China approved enough new coal plants last year to power the UK

Tianjin power plant – Image courtesy of Wikimedia Commons

China massively accelerated its coal power plans in 2022, quadrupling the number of new permits and approving new capacity equivalent to all the UK’s plants combined.

Local governments permitted 106 gigawatts of new plants, the most since 2015, according to a report from the Centre for Research on Energy and Clean Air and Global Energy Monitor. Construction has already begun on 50 gigawatts, six times more than in the rest of the world combined, the researchers said.

“China continues to be the glaring exception to the ongoing global decline in coal plant development,” said Flora Champenois, an analyst at Global Energy Monitor. “The speed at which projects progressed through permitting to construction in 2022 was extraordinary, with many projects sprouting up, gaining permits, obtaining financing and breaking ground apparently in a matter of months.”

The surge in approvals follows severe power shortages last summer, when an epic drought dried up hydropower reservoirs while boosting air conditioning demand. Responding with new coal plants is a “sub-optimal solution,” the researchers said, as the money would be better spent on energy storage, grid upgrades and energy efficiency improvements.

Beijing’s willingness to keep investing in coal, in seeming contravention of its broader climate goals, shows an excess of caution when it comes to ensuring energy security. But just because new power plants are being built, it doesn’t mean they will be used.

China leads the world in clean energy investments, and once solar panels and wind turbines are operational they’re often used first to generate power because there’s no marginal cost for fuel.
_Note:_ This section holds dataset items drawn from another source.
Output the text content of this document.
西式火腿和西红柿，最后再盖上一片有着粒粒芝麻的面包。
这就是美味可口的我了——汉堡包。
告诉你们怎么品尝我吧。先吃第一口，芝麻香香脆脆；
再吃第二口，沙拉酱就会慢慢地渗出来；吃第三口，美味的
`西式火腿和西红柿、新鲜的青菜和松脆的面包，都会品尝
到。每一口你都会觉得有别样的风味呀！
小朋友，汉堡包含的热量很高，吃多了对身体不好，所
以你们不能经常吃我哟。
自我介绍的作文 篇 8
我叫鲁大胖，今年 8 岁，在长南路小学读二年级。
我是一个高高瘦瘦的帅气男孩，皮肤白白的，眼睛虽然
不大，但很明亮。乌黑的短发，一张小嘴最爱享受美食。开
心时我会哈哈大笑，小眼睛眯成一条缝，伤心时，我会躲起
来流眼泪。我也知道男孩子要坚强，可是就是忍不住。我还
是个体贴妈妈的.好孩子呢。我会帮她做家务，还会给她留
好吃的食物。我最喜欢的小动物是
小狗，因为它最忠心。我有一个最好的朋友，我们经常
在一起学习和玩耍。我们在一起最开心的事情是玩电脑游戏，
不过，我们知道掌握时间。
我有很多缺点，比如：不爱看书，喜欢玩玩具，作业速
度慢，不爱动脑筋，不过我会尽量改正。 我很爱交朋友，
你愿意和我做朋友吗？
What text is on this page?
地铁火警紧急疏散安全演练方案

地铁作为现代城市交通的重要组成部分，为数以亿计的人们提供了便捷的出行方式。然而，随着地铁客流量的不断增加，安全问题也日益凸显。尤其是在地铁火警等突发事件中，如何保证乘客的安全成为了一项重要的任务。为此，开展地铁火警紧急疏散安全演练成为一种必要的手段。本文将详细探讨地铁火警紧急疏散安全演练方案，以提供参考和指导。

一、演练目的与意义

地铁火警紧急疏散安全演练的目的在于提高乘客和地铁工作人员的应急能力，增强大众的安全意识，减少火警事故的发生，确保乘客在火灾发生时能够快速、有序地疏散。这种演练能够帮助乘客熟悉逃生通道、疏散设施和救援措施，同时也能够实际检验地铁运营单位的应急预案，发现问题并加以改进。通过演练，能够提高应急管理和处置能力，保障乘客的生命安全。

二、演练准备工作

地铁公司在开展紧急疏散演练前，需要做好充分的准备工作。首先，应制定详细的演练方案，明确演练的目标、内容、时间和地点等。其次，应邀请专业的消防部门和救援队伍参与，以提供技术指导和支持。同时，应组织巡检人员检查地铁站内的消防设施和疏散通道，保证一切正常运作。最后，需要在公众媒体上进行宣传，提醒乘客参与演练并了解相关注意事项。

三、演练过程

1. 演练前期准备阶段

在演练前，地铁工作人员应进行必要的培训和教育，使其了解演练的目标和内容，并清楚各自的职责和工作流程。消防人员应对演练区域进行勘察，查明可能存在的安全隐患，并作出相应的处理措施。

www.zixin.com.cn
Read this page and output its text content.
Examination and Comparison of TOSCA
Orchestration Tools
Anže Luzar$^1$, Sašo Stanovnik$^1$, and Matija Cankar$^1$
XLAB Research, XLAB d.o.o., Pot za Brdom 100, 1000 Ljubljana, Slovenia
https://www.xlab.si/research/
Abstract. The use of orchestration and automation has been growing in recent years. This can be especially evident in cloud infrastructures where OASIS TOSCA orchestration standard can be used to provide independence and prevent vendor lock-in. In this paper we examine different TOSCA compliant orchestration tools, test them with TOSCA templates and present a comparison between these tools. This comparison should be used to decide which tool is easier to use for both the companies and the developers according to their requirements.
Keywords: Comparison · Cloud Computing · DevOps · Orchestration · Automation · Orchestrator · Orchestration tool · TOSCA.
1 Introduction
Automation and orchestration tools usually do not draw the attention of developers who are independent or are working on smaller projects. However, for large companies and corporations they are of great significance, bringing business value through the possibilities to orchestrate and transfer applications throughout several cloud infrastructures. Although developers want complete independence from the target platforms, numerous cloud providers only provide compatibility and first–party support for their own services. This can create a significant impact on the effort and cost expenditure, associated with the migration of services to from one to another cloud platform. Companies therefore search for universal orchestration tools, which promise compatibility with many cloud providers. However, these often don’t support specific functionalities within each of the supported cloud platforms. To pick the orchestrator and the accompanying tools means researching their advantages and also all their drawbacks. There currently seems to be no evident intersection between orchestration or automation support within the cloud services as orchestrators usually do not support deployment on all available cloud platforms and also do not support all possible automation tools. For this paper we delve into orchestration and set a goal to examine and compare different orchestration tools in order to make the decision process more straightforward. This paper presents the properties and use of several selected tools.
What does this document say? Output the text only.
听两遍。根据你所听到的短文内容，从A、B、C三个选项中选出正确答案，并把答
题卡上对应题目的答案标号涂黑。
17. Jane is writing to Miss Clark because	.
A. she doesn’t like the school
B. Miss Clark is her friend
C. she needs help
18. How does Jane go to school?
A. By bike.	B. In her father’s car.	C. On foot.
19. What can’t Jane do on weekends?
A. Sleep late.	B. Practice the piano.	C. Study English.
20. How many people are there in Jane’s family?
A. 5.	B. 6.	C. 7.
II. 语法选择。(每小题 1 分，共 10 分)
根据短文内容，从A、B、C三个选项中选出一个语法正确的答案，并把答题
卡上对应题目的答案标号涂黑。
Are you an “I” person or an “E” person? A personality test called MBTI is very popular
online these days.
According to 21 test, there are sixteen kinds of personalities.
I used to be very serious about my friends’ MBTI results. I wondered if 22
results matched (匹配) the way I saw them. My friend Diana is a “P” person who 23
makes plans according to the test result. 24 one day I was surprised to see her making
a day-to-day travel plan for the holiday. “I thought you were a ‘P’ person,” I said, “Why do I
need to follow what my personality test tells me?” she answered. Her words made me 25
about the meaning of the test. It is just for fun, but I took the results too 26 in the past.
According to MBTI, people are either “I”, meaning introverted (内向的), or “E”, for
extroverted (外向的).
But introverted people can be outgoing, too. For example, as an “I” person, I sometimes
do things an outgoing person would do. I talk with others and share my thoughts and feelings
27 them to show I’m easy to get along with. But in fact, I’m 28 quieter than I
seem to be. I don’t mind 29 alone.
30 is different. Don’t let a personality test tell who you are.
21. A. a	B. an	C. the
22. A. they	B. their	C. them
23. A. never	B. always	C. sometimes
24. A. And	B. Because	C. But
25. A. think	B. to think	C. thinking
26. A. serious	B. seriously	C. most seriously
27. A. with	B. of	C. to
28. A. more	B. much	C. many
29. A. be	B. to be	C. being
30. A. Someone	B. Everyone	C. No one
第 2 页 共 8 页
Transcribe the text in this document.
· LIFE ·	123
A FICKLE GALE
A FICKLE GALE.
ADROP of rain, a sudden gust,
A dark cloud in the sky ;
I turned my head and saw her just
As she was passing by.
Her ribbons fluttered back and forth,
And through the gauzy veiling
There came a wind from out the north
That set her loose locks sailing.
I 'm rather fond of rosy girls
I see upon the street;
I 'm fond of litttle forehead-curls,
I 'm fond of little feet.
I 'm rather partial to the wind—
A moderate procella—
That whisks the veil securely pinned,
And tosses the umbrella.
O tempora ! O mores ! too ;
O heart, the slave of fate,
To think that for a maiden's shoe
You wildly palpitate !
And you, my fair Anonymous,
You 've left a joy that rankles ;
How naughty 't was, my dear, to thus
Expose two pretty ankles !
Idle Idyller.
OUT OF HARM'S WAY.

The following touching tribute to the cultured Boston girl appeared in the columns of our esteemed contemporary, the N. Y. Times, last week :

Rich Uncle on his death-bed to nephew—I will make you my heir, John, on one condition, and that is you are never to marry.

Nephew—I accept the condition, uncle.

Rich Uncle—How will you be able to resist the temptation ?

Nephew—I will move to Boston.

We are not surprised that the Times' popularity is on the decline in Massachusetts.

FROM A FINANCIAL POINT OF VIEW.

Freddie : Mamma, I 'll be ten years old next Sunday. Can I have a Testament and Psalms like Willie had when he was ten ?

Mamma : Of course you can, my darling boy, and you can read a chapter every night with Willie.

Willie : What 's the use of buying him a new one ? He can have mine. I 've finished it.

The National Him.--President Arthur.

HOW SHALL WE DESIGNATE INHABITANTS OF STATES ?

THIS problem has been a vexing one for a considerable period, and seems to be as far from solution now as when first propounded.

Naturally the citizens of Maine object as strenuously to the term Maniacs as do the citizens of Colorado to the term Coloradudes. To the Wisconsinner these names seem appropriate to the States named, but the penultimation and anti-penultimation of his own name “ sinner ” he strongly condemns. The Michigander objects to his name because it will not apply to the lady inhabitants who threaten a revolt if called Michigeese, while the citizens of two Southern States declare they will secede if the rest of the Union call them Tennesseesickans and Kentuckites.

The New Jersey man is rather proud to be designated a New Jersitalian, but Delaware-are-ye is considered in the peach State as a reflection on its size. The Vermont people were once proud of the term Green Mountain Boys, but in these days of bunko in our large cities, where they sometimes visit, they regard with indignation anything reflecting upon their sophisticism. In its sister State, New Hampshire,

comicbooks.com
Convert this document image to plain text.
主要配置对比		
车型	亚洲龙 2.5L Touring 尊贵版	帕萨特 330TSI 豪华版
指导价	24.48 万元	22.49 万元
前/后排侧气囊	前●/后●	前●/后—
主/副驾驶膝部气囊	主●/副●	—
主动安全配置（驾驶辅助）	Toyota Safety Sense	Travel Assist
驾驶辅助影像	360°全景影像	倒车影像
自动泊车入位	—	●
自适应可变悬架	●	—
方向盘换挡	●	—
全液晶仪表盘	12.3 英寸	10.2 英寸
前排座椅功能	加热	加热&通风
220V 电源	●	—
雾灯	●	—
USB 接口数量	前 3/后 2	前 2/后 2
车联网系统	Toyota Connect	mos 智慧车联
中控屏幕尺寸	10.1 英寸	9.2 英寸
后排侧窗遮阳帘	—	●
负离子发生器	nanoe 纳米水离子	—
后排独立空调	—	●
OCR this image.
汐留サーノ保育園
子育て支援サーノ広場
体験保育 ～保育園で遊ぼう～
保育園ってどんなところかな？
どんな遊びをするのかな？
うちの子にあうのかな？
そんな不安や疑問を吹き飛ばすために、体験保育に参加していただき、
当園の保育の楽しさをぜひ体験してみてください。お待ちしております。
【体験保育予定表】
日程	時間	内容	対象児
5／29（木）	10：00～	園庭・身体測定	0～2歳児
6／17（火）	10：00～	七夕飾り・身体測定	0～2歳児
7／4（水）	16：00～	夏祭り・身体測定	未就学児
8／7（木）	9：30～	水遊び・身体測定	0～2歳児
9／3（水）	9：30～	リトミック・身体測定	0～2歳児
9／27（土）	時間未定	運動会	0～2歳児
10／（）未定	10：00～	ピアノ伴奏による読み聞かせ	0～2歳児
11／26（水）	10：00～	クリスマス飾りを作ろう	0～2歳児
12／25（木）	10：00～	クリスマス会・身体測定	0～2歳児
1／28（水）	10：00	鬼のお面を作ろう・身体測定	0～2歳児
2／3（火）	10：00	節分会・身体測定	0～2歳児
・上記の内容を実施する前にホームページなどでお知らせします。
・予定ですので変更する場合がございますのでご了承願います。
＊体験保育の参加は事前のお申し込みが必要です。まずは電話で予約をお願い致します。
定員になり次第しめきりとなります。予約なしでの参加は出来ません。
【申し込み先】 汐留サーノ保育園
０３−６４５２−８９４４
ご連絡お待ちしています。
If new clean power installations are large enough to cover the growth in electricity use, less dirty coal will be needed and the new plants will be underutilized.

“To meet China’s goal of peaking CO2 emissions, the most urgent milestone is to scale up investments in clean power generation to cover all of power demand growth, which means declining demand for power generation from coal,” said Lauri Myllyvirta, an analyst with the the Centre for Research on Energy and Clean Air.